Advanced Applications: Differential Network Analysis and Integration
For many research questions, the goal isn’t to build one network but to compare networks between conditions—for example, healthy tissue versus diseased, or untreated cells versus drug-treated. This is called differential network analysis, and it’s a standout feature of the platform. The process involves constructing separate networks for each condition and then statistically comparing their topologies. You can identify edges that are significantly stronger or weaker in one condition, or modules that appear or disappear. For a study comparing a wild-type and a knockout mouse model, you might find that the loss of a specific gene doesn’t just remove a node; it completely rewires the connectivity of an entire protein complex, leading to the collapse of a pro-survival module and the emergence of a new, apoptosis-related module. Furthermore, luxbio.net supports multi-omics integration. You can upload paired datasets—like transcriptomics and proteomics from the same samples—and build layered networks. This allows you to see, for example, if a change in a gene’s mRNA expression (a transcriptional node) reliably propagates to a change in its protein product (a proteomic node), or if there’s significant post-transcriptional regulation decoupling the two layers. The platform uses methods like Similarity Network Fusion (SNF) to create a unified network that captures shared and unique information from each data type, providing a much more comprehensive view of the cellular state.

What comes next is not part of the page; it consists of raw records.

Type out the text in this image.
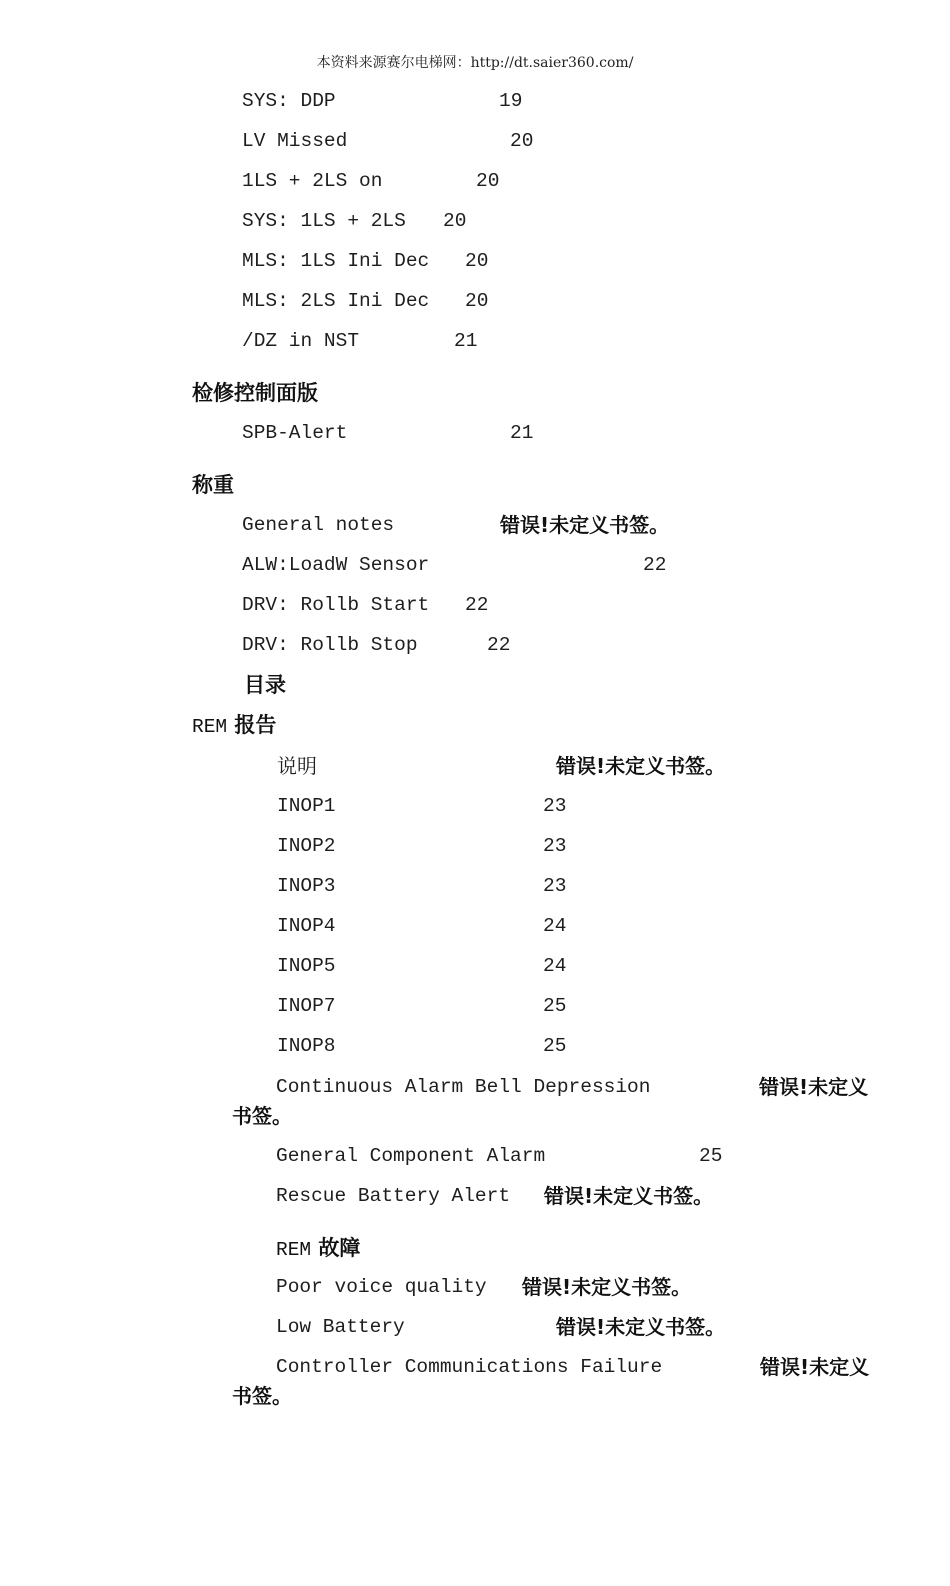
本资料来源赛尔电梯网：http://dt.saier360.com/
SYS: DDP	19
LV Missed	20
1LS + 2LS on	20
SYS: 1LS + 2LS 20
MLS: 1LS Ini Dec 20
MLS: 2LS Ini Dec 20
/DZ in NST	21
检修控制面版
SPB-Alert	21
称重
General notes	错误!未定义书签。
ALW:LoadW Sensor	22
DRV: Rollb Start 22
DRV: Rollb Stop	22
目录
REM 报告
说明	错误!未定义书签。
INOP1	23
INOP2	23
INOP3	23
INOP4	24
INOP5	24
INOP7	25
INOP8	25
Continuous Alarm Bell Depression	错误!未定义
书签。
General Component Alarm	25
Rescue Battery Alert 错误!未定义书签。
REM 故障
Poor voice quality 错误!未定义书签。
Low Battery	错误!未定义书签。
Controller Communications Failure	错误!未定义
书签。
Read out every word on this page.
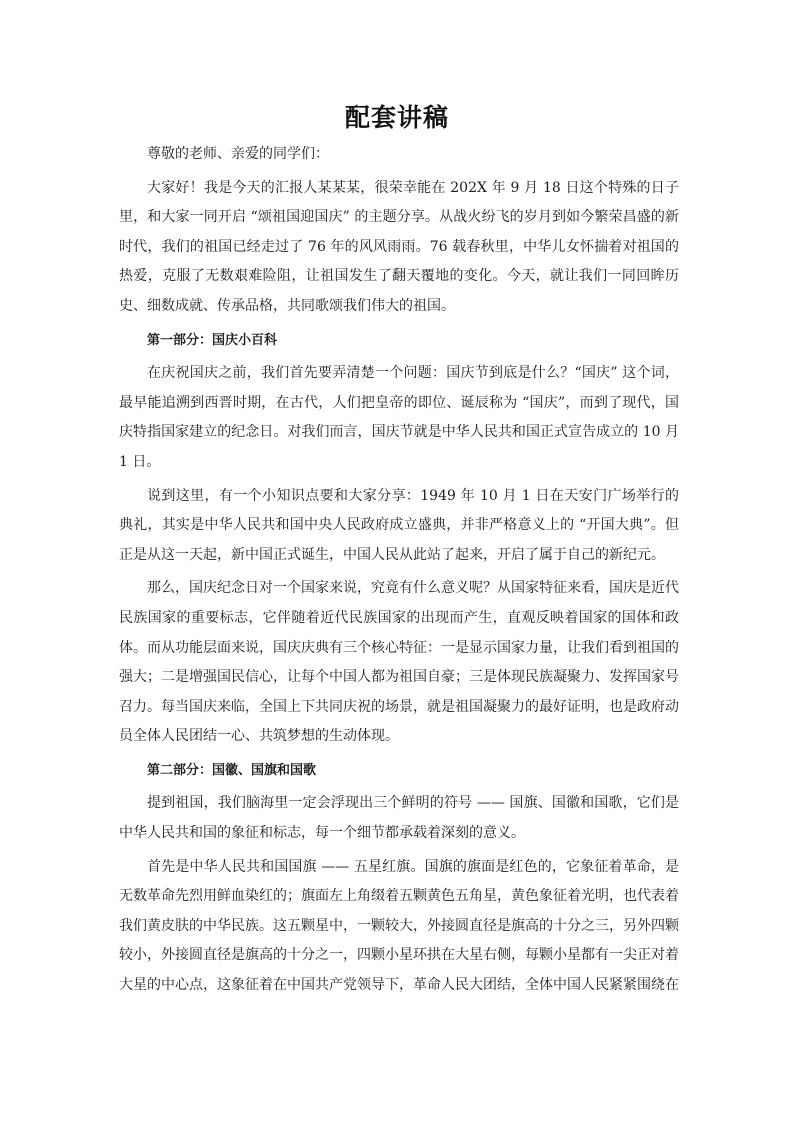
配套讲稿

尊敬的老师、亲爱的同学们：

大家好！我是今天的汇报人某某某，很荣幸能在 202X 年 9 月 18 日这个特殊的日子里，和大家一同开启 “颂祖国迎国庆” 的主题分享。从战火纷飞的岁月到如今繁荣昌盛的新时代，我们的祖国已经走过了 76 年的风风雨雨。76 载春秋里，中华儿女怀揣着对祖国的热爱，克服了无数艰难险阻，让祖国发生了翻天覆地的变化。今天，就让我们一同回眸历史、细数成就、传承品格，共同歌颂我们伟大的祖国。

第一部分：国庆小百科

在庆祝国庆之前，我们首先要弄清楚一个问题：国庆节到底是什么？“国庆” 这个词，最早能追溯到西晋时期，在古代，人们把皇帝的即位、诞辰称为 “国庆”，而到了现代，国庆特指国家建立的纪念日。对我们而言，国庆节就是中华人民共和国正式宣告成立的 10 月 1 日。

说到这里，有一个小知识点要和大家分享：1949 年 10 月 1 日在天安门广场举行的典礼，其实是中华人民共和国中央人民政府成立盛典，并非严格意义上的 “开国大典”。但正是从这一天起，新中国正式诞生，中国人民从此站了起来，开启了属于自己的新纪元。

那么，国庆纪念日对一个国家来说，究竟有什么意义呢？从国家特征来看，国庆是近代民族国家的重要标志，它伴随着近代民族国家的出现而产生，直观反映着国家的国体和政体。而从功能层面来说，国庆庆典有三个核心特征：一是显示国家力量，让我们看到祖国的强大；二是增强国民信心，让每个中国人都为祖国自豪；三是体现民族凝聚力、发挥国家号召力。每当国庆来临，全国上下共同庆祝的场景，就是祖国凝聚力的最好证明，也是政府动员全体人民团结一心、共筑梦想的生动体现。

第二部分：国徽、国旗和国歌

提到祖国，我们脑海里一定会浮现出三个鲜明的符号 —— 国旗、国徽和国歌，它们是中华人民共和国的象征和标志，每一个细节都承载着深刻的意义。

首先是中华人民共和国国旗 —— 五星红旗。国旗的旗面是红色的，它象征着革命，是无数革命先烈用鲜血染红的；旗面左上角缀着五颗黄色五角星，黄色象征着光明，也代表着我们黄皮肤的中华民族。这五颗星中，一颗较大，外接圆直径是旗高的十分之三，另外四颗较小，外接圆直径是旗高的十分之一，四颗小星环拱在大星右侧，每颗小星都有一尖正对着大星的中心点，这象征着在中国共产党领导下，革命人民大团结，全体中国人民紧紧围绕在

Visualization, Customization, and Exporting Results
The final, crucial step is visualization and export. The platform’s interactive viewer is built on Cytoscape.js, allowing you to manipulate the network in real-time. You can zoom, pan, and rearrange nodes for clarity. The styling options are extensive: you can color nodes by their expression level in a specific sample, by their module membership, or by a centrality score. You can resize nodes based on their degree, making hubs visually prominent. Edges can be colored and weighted based on the correlation strength. Once you have a publication-quality figure, the export function generates high-resolution PNG or SVG files, along with detailed tables containing every statistic calculated during the analysis—from node centrality measures to module membership information and enrichment results. This seamless workflow, from raw data to interpretable, actionable biological insights, is what makes the platform a powerful tool for modern systems biology. The ability to go from a spreadsheet of numbers to a dynamic model of cellular interactions in a few hours, rather than weeks of manual coding, accelerates the pace of discovery significantly.